İSTANBUL'DA KIŞ

Nihat GÖKSU
ABONE OL

         Kimi televizyon, gazeteye göre son 30 yılın en soğuk kış ayını yaşadığımız söylendi.Yarın tahminen karın kalınlığı 20-30 cm olacağı söyleniyor haber bültenlerinde. Nefes nefese kalmış bir çok televizyon muhabirlerinin koşuşturmalarını  izledik haber bültenlerinde. Kimi muhabir ve kameracı yoğun kar yağışı yüzünden buluşamadığı için muhabir kendi cep telefonunu vatandaşlardan birine vererek telefon karşısına geçerek konuşuyor. Bütün hasametiyle bağırıyor(!) Bir yerden bir yere koşuşturan bayan muhabirler sorduğu sorular, kimi şivesinde doğulu olduğu beli olan hemşerilerimizin “biz böyle bir şey görmedik” diyorlar. Sanırsın bomba yağmış, savaş var İstanbul’da Tüm haber bültenlerinde hava sıcaklığının – 3 dereceye çıktığı söyleniyor.THY bine yakın sefer iptal edilmiş. Birçok mahallede su ve elektrik yok, devlet daireleri belli saate kadar çalışacağını açıklamış valilik tarafından… Özel şirketlerde birçok kişi işe gitmemiş. İstanbul’da hayat felç, her şey durmuş . Bu durumda eee  bizde artık yarı İstanbullu sayılırız. Hem böyle havalarda işe gidilir mi? Allah muhafaza  ya yolda kalırsak! Hani ayağımızda bot ya su çekerse! Ne bileyim üstümüzdeki mont ya soğuğu geçirirse! Ya yolda lokantalar bakkallar kapalı olursa ne yapacağız nerde yemek yiyeceğiz! İyisi mi bende bugün işe gitmeyeyim. Sonra neyime lazım böyle bir günde işe gitmek. Hem ben alışık değilim böyle sıfırın altındaki havalara, ben hep sıfırın üstündeki havalarda yaşadım(!)

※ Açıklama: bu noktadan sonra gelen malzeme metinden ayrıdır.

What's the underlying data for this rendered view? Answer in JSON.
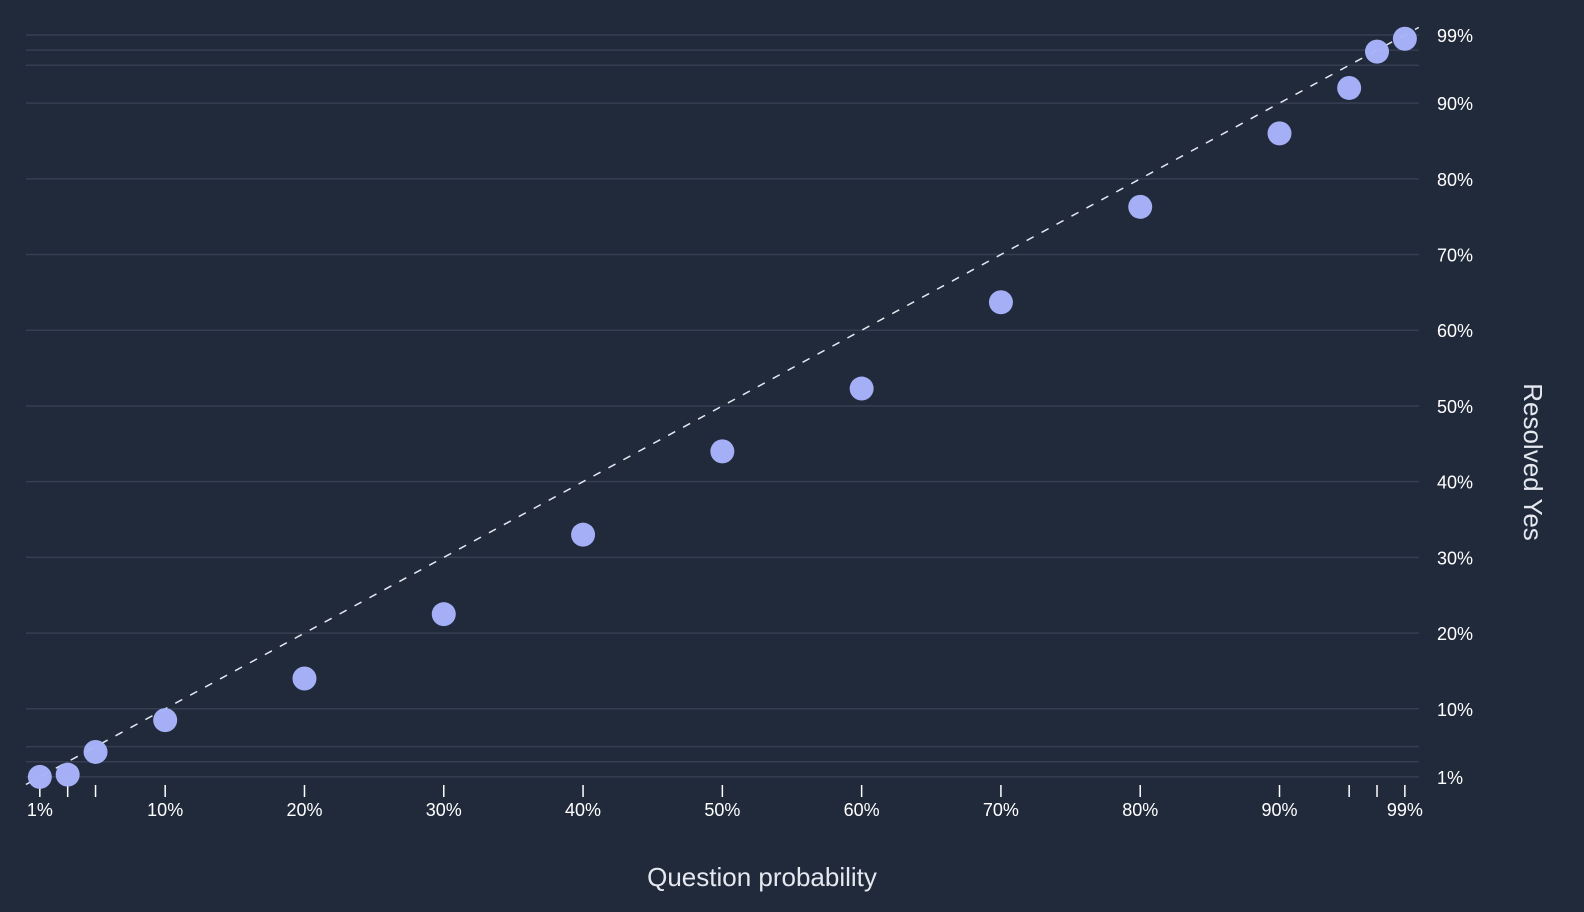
{
  "chart_data": {
    "type": "scatter",
    "title": "",
    "xlabel": "Question probability",
    "ylabel": "Resolved Yes",
    "xlim": [
      0,
      100
    ],
    "ylim": [
      0,
      100
    ],
    "x_ticks": [
      {
        "value": 1,
        "label": "1%"
      },
      {
        "value": 3,
        "label": ""
      },
      {
        "value": 5,
        "label": ""
      },
      {
        "value": 10,
        "label": "10%"
      },
      {
        "value": 20,
        "label": "20%"
      },
      {
        "value": 30,
        "label": "30%"
      },
      {
        "value": 40,
        "label": "40%"
      },
      {
        "value": 50,
        "label": "50%"
      },
      {
        "value": 60,
        "label": "60%"
      },
      {
        "value": 70,
        "label": "70%"
      },
      {
        "value": 80,
        "label": "80%"
      },
      {
        "value": 90,
        "label": "90%"
      },
      {
        "value": 95,
        "label": ""
      },
      {
        "value": 97,
        "label": ""
      },
      {
        "value": 99,
        "label": "99%"
      }
    ],
    "y_ticks": [
      {
        "value": 1,
        "label": "1%"
      },
      {
        "value": 3,
        "label": ""
      },
      {
        "value": 5,
        "label": ""
      },
      {
        "value": 10,
        "label": "10%"
      },
      {
        "value": 20,
        "label": "20%"
      },
      {
        "value": 30,
        "label": "30%"
      },
      {
        "value": 40,
        "label": "40%"
      },
      {
        "value": 50,
        "label": "50%"
      },
      {
        "value": 60,
        "label": "60%"
      },
      {
        "value": 70,
        "label": "70%"
      },
      {
        "value": 80,
        "label": "80%"
      },
      {
        "value": 90,
        "label": "90%"
      },
      {
        "value": 95,
        "label": ""
      },
      {
        "value": 97,
        "label": ""
      },
      {
        "value": 99,
        "label": "99%"
      }
    ],
    "grid": "horizontal",
    "y_axis_side": "right",
    "reference_line": {
      "from": [
        0,
        0
      ],
      "to": [
        100,
        100
      ],
      "style": "dashed"
    },
    "points": [
      {
        "x": 1,
        "y": 1
      },
      {
        "x": 3,
        "y": 1.3
      },
      {
        "x": 5,
        "y": 4.3
      },
      {
        "x": 10,
        "y": 8.5
      },
      {
        "x": 20,
        "y": 14
      },
      {
        "x": 30,
        "y": 22.5
      },
      {
        "x": 40,
        "y": 33
      },
      {
        "x": 50,
        "y": 44
      },
      {
        "x": 60,
        "y": 52.3
      },
      {
        "x": 70,
        "y": 63.7
      },
      {
        "x": 80,
        "y": 76.3
      },
      {
        "x": 90,
        "y": 86
      },
      {
        "x": 95,
        "y": 92
      },
      {
        "x": 97,
        "y": 96.8
      },
      {
        "x": 99,
        "y": 98.5
      }
    ],
    "colors": {
      "background": "#202a3b",
      "point": "#a9b4fb",
      "grid": "#363f52",
      "reference_line": "#e6e8f0",
      "tick": "#ffffff"
    }
  }
}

        Önce Sabahattin hocayı aradım. Hocam Anıl yarın okula gelmese olur mu?  Havalar soğuk, haber bültenlerinde sıfırın altında olacağı söyleniyor. Sanırım son yılların en soğuk  kış günü olacakmış. Sabahattin hoca biraz durakladı;”tamam” dedi. Gerçi yarın oraya servis gelecek, muhtemelen dedi. Ama içim bir türlü el vermiyor Anıl’ı bu soğuk kar yağışında göndermek. Ertesi gün Kadim beyin iş yerine gittim. Kadim bey ve kardeşimin de içinde olduğu birkaç kişi ertesi gün Edirne Keşan’a gitmeleri gerekiyordu. “Abi havalar çok soğuk olacak şiddetli bir bir kar yağışı bekleniyor sizin için bir sakıncası yoksa birkaç gün sonra gidebilir misiniz” dedim. Kadim bey hafif bir gülümseyerek;” yav kardeşim şeker değiliz ya, biz ne koşullarda köye gidip geldiğimizi bilmez misin” dedi.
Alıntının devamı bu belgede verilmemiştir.